Les difficultés commencent pour Obama

Après les dernières primaires du Montana et du Dakota du sud, mardi 3 juin, Barack Obama pourra dire comme Léon Blum au lendemain de la victoire du Front populaire : « les difficultés commencent ». Barak Obama est quasiment assuré d’emporter l’investiture démocrate, mais ses chances de l’emporter au final (le 4 novembre) contre le Républicain John McCain ont été hypothéquées par l’interminable duel avec Hillary Clinton.

Sans doute la présence d’un candidat noir a-t-elle contribué à mobiliser un électorat qui d’ordinaire ne s’intéresse guère à la politique. Des dizaines de milliers de Noirs (et de jeunes) se sont inscrits pour pouvoir voter aux primaires et plus tard à la présidentielle. Mais Obama est apparu à plusieurs reprises soit comme un candidat communautaire, soit comme l’homme d’une élite coupée des véritables préoccupations de l’Américain moyen. Ce sont ces classes moyennes blanches qui ont voté en masse pour Hillary Clinton et qui se déclarent à moins de 50% disposées à voter pour un candidat noir. Ce que Barack Obama peut gagner du côté des nouveaux électeurs, il risque de le perdre du côté des cols bleus, soutiens traditionnels du Parti démocrate. Ses partisans se rappellent avec effroi l’équation de 1972. Le candidat démocrate George McGovern avait alors l’appui des minorités, des élites et des jeunes. Il fut balayé par Richard Nixon.
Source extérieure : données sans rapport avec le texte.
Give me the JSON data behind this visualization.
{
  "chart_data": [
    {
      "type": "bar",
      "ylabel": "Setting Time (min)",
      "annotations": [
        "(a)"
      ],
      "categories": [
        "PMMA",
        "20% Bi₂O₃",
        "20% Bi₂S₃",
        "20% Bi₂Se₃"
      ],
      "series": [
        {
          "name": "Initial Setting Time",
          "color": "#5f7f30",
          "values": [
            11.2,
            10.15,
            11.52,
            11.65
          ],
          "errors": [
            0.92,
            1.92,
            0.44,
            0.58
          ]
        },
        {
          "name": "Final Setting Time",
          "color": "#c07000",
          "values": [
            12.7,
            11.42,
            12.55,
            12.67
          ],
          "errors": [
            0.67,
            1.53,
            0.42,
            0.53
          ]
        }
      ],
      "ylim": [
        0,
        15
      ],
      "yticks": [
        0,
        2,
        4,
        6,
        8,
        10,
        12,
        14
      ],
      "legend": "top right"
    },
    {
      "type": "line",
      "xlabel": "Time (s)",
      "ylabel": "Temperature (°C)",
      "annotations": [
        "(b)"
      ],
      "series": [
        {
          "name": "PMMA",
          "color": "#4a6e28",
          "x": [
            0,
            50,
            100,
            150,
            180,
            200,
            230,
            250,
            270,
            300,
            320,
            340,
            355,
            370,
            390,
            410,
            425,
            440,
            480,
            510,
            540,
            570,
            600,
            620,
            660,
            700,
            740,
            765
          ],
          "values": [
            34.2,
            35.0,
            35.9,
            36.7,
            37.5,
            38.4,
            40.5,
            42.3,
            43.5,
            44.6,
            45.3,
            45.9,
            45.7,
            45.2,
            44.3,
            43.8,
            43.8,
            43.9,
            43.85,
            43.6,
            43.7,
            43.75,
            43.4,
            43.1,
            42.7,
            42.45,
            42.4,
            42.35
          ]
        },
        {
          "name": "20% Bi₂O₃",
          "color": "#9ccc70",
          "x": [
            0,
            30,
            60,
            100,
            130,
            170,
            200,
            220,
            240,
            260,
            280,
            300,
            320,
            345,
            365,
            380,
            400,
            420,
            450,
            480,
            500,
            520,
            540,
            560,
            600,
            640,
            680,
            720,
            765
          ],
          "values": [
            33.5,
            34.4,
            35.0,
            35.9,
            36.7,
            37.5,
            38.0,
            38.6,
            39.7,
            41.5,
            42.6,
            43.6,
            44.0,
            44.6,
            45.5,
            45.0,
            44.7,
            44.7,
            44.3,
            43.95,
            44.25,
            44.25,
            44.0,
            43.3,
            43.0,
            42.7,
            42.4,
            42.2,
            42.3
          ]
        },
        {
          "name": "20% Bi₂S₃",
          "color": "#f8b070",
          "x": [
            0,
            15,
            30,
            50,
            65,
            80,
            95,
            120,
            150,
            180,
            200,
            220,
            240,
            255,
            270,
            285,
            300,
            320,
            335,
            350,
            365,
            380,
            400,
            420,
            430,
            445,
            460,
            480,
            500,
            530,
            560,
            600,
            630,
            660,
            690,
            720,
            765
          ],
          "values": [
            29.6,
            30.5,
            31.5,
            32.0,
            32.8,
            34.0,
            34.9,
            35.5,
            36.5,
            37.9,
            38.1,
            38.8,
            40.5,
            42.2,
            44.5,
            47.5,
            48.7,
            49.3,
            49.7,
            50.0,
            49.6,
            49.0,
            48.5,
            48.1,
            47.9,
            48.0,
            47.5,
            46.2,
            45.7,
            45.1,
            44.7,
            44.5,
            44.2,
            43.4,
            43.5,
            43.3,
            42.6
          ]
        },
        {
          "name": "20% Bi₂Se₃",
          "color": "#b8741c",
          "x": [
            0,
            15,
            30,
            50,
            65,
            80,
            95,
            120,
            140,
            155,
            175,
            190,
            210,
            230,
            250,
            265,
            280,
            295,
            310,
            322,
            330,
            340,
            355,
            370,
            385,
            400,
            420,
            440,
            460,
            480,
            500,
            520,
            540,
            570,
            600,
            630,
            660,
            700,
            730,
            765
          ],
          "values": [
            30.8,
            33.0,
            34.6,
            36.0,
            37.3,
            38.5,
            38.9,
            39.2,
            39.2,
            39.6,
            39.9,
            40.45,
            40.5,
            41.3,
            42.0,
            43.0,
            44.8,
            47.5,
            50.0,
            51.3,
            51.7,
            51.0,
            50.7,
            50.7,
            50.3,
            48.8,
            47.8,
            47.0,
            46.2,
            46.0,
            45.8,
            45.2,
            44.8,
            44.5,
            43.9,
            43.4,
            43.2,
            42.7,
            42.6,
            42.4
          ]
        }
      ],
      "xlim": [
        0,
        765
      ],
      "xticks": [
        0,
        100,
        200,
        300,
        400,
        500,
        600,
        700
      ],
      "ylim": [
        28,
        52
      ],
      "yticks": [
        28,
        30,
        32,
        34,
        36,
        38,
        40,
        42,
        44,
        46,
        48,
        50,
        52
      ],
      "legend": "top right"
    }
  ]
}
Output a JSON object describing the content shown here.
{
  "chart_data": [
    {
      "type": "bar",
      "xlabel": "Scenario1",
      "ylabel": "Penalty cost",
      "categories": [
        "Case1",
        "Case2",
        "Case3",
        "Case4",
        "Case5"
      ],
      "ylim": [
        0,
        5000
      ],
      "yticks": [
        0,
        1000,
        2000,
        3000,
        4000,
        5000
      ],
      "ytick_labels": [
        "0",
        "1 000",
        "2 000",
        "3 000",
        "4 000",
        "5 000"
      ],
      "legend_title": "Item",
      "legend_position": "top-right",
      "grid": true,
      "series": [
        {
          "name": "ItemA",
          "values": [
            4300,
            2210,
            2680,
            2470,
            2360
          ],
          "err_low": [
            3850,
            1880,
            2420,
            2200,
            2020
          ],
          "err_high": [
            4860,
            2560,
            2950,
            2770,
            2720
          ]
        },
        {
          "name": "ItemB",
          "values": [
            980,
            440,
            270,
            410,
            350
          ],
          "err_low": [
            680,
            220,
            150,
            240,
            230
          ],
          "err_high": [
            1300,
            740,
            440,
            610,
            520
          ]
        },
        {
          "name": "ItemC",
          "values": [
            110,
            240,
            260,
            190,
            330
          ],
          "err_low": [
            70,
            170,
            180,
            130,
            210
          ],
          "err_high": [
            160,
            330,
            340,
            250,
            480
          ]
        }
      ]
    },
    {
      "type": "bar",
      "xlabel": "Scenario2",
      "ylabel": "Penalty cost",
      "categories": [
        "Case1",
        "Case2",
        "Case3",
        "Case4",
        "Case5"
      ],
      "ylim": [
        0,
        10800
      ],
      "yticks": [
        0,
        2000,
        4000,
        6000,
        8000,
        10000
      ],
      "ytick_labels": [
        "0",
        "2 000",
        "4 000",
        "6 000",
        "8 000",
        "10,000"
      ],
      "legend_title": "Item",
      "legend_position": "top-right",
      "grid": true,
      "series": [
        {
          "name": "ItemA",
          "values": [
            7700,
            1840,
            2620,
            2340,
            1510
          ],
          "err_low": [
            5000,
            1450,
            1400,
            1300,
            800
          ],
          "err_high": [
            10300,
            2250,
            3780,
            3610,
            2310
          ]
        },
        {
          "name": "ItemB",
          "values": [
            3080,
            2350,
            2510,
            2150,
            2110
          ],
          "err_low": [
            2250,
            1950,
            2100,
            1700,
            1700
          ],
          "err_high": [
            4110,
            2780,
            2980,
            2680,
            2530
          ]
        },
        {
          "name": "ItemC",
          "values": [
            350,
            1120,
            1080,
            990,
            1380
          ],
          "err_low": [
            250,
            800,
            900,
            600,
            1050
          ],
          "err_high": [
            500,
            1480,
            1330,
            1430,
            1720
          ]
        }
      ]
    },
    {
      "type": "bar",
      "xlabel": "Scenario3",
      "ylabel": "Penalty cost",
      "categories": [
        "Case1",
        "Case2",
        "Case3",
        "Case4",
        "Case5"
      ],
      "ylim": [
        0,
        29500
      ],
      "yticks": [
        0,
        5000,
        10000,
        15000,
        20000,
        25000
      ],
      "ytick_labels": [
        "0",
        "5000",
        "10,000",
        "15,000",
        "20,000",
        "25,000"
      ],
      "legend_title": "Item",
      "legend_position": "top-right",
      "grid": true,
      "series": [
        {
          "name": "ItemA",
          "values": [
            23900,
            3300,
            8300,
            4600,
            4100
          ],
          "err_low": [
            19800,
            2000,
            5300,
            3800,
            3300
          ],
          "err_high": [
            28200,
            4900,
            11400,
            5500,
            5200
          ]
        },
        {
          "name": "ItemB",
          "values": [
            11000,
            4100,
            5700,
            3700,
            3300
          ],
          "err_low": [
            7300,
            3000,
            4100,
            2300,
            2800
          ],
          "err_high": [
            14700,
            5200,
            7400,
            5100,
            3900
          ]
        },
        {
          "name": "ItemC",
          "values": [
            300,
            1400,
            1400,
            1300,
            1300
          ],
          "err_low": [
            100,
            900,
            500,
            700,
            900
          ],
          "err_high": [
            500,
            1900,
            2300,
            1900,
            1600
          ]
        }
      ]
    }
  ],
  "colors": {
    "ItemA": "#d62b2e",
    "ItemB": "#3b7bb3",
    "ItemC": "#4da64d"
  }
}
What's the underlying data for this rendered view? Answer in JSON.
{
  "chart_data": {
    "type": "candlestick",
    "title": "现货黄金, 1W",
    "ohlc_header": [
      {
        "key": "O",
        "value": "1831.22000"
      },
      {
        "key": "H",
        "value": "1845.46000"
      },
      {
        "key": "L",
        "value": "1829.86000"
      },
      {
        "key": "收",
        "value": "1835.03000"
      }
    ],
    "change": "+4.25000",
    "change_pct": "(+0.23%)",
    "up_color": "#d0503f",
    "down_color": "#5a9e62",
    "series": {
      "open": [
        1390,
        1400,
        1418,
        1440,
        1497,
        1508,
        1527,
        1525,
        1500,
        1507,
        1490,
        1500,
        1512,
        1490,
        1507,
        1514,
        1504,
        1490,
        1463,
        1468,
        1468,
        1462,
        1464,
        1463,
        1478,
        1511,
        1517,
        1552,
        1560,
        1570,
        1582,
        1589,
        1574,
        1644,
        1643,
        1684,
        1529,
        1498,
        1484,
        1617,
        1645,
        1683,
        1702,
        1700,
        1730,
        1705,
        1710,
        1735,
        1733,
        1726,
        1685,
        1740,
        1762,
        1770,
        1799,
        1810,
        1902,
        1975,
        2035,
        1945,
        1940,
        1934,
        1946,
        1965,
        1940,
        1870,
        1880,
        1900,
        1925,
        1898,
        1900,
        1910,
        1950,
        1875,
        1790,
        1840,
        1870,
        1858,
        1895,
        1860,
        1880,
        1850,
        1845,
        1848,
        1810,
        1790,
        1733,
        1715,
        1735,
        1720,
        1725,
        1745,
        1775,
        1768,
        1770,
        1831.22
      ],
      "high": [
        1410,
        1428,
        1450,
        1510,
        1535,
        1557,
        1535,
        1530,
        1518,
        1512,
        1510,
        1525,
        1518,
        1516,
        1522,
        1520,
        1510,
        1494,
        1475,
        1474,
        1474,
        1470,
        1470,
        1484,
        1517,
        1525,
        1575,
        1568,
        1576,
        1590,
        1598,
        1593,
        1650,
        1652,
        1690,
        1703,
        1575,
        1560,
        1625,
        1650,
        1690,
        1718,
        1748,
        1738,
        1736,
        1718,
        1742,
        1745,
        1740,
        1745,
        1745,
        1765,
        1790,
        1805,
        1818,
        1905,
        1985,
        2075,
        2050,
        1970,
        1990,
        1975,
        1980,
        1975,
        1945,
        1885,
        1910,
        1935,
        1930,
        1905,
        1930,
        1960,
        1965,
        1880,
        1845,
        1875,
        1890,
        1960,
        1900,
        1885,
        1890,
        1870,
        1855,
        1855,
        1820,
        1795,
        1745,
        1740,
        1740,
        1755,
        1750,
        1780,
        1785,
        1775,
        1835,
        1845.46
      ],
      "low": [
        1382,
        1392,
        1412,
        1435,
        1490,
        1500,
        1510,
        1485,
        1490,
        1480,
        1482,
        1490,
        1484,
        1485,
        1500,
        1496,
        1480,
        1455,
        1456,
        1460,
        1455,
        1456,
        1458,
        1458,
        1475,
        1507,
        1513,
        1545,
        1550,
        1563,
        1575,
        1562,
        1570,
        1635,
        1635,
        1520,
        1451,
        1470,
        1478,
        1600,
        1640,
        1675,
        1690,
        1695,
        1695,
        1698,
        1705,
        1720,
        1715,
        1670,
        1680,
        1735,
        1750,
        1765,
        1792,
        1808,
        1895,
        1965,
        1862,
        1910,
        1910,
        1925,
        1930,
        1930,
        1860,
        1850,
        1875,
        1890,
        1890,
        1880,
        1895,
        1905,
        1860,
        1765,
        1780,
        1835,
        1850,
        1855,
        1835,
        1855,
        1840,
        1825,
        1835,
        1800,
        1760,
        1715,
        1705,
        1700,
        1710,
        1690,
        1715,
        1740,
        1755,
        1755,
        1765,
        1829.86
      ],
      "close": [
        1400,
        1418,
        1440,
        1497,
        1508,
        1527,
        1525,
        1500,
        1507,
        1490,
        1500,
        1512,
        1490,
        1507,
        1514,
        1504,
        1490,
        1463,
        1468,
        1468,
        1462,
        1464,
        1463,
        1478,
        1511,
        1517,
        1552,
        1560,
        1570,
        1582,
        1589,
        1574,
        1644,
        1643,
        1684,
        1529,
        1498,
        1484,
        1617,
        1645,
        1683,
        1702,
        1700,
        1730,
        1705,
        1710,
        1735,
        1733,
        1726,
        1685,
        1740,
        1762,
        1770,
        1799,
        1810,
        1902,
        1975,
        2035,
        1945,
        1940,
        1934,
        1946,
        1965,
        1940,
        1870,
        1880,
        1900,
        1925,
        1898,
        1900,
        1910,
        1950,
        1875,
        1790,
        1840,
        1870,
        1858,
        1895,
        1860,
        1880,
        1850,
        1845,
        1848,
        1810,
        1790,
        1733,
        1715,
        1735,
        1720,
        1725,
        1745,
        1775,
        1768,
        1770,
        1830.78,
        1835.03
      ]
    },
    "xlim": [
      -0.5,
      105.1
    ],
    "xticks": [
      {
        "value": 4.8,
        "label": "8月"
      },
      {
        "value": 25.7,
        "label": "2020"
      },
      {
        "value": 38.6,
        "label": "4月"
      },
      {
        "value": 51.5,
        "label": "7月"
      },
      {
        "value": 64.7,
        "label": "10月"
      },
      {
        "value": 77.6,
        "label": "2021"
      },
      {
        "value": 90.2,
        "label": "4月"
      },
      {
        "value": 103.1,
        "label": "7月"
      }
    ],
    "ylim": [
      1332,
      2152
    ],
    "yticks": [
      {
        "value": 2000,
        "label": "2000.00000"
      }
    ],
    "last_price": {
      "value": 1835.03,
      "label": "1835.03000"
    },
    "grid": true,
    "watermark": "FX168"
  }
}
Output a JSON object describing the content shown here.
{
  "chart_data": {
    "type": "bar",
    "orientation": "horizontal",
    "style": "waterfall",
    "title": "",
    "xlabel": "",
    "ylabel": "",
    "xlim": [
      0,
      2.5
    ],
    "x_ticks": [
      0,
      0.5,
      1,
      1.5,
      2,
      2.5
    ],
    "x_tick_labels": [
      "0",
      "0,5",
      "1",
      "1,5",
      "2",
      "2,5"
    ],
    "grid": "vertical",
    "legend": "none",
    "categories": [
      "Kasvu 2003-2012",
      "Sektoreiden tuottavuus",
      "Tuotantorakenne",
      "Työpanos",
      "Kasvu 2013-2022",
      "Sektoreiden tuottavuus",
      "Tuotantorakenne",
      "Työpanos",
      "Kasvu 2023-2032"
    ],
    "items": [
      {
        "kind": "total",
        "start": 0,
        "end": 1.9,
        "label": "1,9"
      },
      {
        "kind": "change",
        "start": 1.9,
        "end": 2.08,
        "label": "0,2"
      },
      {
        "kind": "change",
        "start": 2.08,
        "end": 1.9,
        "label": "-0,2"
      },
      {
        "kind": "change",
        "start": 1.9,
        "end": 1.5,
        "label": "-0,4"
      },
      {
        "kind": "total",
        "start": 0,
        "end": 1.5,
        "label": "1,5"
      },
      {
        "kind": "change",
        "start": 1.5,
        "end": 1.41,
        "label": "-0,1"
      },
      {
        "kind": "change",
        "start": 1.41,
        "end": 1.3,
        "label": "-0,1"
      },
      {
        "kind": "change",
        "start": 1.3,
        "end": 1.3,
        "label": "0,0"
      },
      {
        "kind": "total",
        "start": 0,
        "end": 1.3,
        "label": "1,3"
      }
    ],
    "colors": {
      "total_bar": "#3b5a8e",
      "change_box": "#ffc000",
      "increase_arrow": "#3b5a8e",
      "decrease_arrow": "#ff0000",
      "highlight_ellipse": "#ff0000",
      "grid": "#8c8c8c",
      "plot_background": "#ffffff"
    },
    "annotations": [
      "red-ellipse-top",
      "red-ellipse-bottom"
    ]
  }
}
Méfiance de la communauté juive

De la même manière, la volonté d’Obama de rompre en politique étrangère avec la méthode Bush attire une grande partie des Américains qui sont hostiles à la guerre en Irak ou qui mettent en doute les vertus de l’unilatéralisme. Une majorité d’entre eux comprend que les Etats-Unis, aussi puissants soient-ils, ne peuvent pas agir seuls, se passer d’alliés et imposer leur volonté aux autres. Mais en même temps, nombreux sont ceux qui mettent en doute le patriotisme d’Obama. Or le patriotisme, le culte du drapeau -jusqu’à une date récente le sénateur de l’Illinois refusait de porter le pin aux couleurs de la bannière étoilée au revers de sa veste-, sont des valeurs respectées outre-Atlantique. Ses adversaires, qui ne se recrutent pas tous dans le camp républicain, demandent benoîtement : "vous savez quel est son deuxième prénom ? Hussein !" Et les experts de s’interroger pour savoir si les origines musulmanes de son père seraient un atout ou un handicap dans le monde arabe, et inversement aux Etats-Unis. Une chose est sûre : la communauté juive qui a longtemps voté en majorité pour les Démocrates, au moins jusqu’en 2000 et la candidature de George W. Bush, se montre méfiante vis-à-vis de ce candidat qui sort de l’ordinaire.

L’enthousiasme des supporteurs de Barack Obama ne doit pas faire illusion. Même si le slogan « en choisissant McCain vous votez pour un troisième mandat de George Bush » peut porter auprès d’électeurs déçus, la bataille qui s’annonce sera au moins aussi dure que celle des derniers mois. Et l’issue est encore très incertaine.